Türbe, mimari özellikleri itibarıyla Cebrayıl ilçesinin Şıhlar köyündeki Şih Baba türbesine benzemektedir.[3]

Anıtı inceleyen Şeblikin, türbenin yapımına ilişkin Füzuli'nin Kurdlar köyündeki yerlilerden mezarın inşasıyla ilgili efsaneyi şöyle kaydetmiştir:


İvan Şebliki, bu efsanenin bölgede yaygın olduğunu ve farklı dönemlerde farklı anıtlarla ilişkilendirilerek farklı dönemlerde farklı anıtlara atfedildiğini ve farklı rivayetlerle anlatıldığını belirtiyor.[5] Örneğin Mtsheta şehrindeki Svetitshoveli Katedrali'nin yapım efsanesi de mimarın ellerinin kesilmesini yansıtmaktadır. Nizamı-i Gencevi'nin "Yedi Güzel" şiirinde, muhteşem bir bina inşa eden yetenekli mimar Simnar, binadan atılarak öldürülür. Şeki Hanları Sarayı'nın mimarı da inşaatı tamamladıktan sonra kör edilir.[5]

Konumu

Türbe, eski topografik haritalarda "Argali-gumbaz" adı altında işaretlenmiştir.[6]

Dağ etekleri arasında yer alan yüksek bir zirvenin tepesine inşa edilen türbe, uzaktan bakıldığında sanki zirvenin doğal uzantısıyla kusursuz bir uyum içindeymiş gibi göze çarpıyor. Özellikle gün batımı sırasında, beyaz taşlardan inşa edilen mezar, dağların karanlık arka planına karşı dikkat çekerek parıldıyor gibi görünüyor. Güneşli günlerde, mezarın sert silueti, mavi gökyüzünün arka planında neşeli renklere bürünür.

Türbenin orijinal formu, hatlarının keskinliği, güzel silueti, orantılı parçaları ve detayların inceliği ilk bakışta dikkat çekmektedir.[6] Türbenin inşa edildiği tepenin üst kısmındaki geniş alanda geniş bir mezarlık bulunmaktadır.[7] Türbe ve mezarlığın bulunduğu tepe, Füzuli'nin Kurdlar ve Aşağı Veyselli köyleri arasında yer almaktadır.[7]

Mimari özellikleri

Yer üstü kısmı

Mirali türbesinin toprak üstü kısmı. Salamzade tarafından çizilen temel planı

Mirali Türbesi, taş levhalarla kaplı silindirik bir şekle sahiptir.[7] Silindirin yüzeyi zamanla altın rengini almış sağlam bir taşla kaplanmıştır. Kaplama taşları üst düzey bir cilalama işleminden geçmiştir ve taşların hizalanmasına özel dikkat gösterilerek ek yerleri neredeyse görünmez hale getirilmiştir.[7]

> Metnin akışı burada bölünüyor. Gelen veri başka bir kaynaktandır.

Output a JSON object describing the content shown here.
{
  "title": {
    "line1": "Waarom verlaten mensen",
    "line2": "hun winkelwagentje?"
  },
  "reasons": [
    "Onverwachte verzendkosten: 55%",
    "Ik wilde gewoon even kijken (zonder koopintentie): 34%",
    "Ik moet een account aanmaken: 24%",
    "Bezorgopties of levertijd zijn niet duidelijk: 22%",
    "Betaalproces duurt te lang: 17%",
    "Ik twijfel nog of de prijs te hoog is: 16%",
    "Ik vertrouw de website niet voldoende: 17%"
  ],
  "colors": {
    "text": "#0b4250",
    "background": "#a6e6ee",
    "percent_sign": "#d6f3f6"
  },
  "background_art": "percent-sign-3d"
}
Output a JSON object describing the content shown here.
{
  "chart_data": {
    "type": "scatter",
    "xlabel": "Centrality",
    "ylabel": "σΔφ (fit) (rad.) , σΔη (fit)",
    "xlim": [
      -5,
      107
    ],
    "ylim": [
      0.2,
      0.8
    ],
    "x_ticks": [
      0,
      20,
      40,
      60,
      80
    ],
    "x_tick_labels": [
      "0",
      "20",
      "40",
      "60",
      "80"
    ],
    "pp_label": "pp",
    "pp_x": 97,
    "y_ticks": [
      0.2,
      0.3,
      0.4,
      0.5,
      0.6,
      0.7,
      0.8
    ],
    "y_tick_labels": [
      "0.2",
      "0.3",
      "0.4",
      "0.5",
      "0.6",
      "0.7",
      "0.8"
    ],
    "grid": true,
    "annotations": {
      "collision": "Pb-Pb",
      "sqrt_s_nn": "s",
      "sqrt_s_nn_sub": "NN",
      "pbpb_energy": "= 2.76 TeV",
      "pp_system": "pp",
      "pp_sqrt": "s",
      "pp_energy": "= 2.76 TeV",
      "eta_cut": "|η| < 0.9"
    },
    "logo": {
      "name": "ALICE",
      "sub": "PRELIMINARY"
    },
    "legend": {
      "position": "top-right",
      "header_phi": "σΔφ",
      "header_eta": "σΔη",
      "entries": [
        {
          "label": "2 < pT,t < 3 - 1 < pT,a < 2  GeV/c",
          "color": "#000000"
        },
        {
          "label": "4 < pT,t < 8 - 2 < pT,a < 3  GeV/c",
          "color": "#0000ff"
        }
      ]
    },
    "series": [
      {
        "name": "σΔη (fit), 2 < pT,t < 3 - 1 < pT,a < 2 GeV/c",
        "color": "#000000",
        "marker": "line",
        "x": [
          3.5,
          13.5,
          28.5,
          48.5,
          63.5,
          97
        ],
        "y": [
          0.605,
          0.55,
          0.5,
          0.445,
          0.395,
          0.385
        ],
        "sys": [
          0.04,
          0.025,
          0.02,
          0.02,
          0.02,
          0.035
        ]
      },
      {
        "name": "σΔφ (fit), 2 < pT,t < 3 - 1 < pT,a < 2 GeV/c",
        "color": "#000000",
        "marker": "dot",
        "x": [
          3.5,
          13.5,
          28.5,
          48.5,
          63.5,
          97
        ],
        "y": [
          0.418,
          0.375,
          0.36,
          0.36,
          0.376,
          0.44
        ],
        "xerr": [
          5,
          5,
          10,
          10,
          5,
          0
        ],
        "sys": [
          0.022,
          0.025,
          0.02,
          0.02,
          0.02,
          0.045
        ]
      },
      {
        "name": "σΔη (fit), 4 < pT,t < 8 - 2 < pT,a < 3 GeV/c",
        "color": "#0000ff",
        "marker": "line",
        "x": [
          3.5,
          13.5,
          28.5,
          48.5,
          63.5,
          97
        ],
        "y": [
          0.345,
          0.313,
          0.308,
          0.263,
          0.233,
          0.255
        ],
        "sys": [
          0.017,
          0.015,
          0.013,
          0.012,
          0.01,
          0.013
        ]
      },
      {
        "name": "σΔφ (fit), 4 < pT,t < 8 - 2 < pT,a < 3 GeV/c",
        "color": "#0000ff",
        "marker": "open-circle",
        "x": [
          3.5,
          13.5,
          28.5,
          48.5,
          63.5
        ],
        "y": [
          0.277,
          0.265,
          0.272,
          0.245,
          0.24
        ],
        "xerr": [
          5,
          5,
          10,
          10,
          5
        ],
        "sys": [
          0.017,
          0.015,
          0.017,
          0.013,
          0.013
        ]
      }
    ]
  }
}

Türbenin gövdesinin çevresi 15 metre 75 santimetredir ve yer üstü kısmının duvarlarının kalınlığı 80 santimetreye eşittir. Türbenin gövdesi üç kat tabakadan oluşan bir taş temel üzerinde yükselmektedir;[8] gövdenin alt tabakasının türbenin gövdesine göre çıkıntısı 30 santimetredir. Temelin toplam yüksekliği 45 cm'dir.[7]

Türbenin gövdesi düzgün bir yatay düzene sahiptir; taş sıralarının yükseklikleri farklıdır: 34, 38, 44, 41, 37 cm vb. Sadece bir sıra duvar - kapı aralığıyla aynı yükseklikte olan sıra - taşların yüksekliği 14 cm'dir. Türbenin kornişine kadar toplamda yirmi iki sıra taş örgüsü vardır.[7]

Silindirin hacmi, üst kısımda türbenin genel gövdesinden hafifçe dışarı taşan kornişlerle tamamlanmıştır. Kornişin üzerinde türbenin kubbesi yer almaktadır. Bununla birlikte, kubbe hattına doğrudan bir geçiş olmaksızın, korniş ve konik kubbe hassas bir çizgi halinde devam ederek uzaktan bakıldığında kornişin vurgulanmasını sağlar. Bu zarif tasarım çözümü, türbenin sade ve özlü formlarla ifade edilen sofistike ve narin mimarisini vurgulamaktadır. [9]

Türbenin toprak üstü kısmının kuzey tarafında, inşa edilen kapı açıklığı standart dışı boyutlara sahiptir: 55 cm x 155 cm.[8] Giriş üstten kemer benzeri bir taşla tamamlanır; kemerin üst kısmı, aynı formları içeriden tekrarlayan bütün bir taşla oluşturulur. Giriş kısmı oldukça karmaşık bir süsleme sistemine sahip bir çerçeve ile çevrelenmiştir ve kompozisyonun tamamında türbe hacminin 30 cm ötesine uzanan bir taçkapı bulunmaktadır.[8]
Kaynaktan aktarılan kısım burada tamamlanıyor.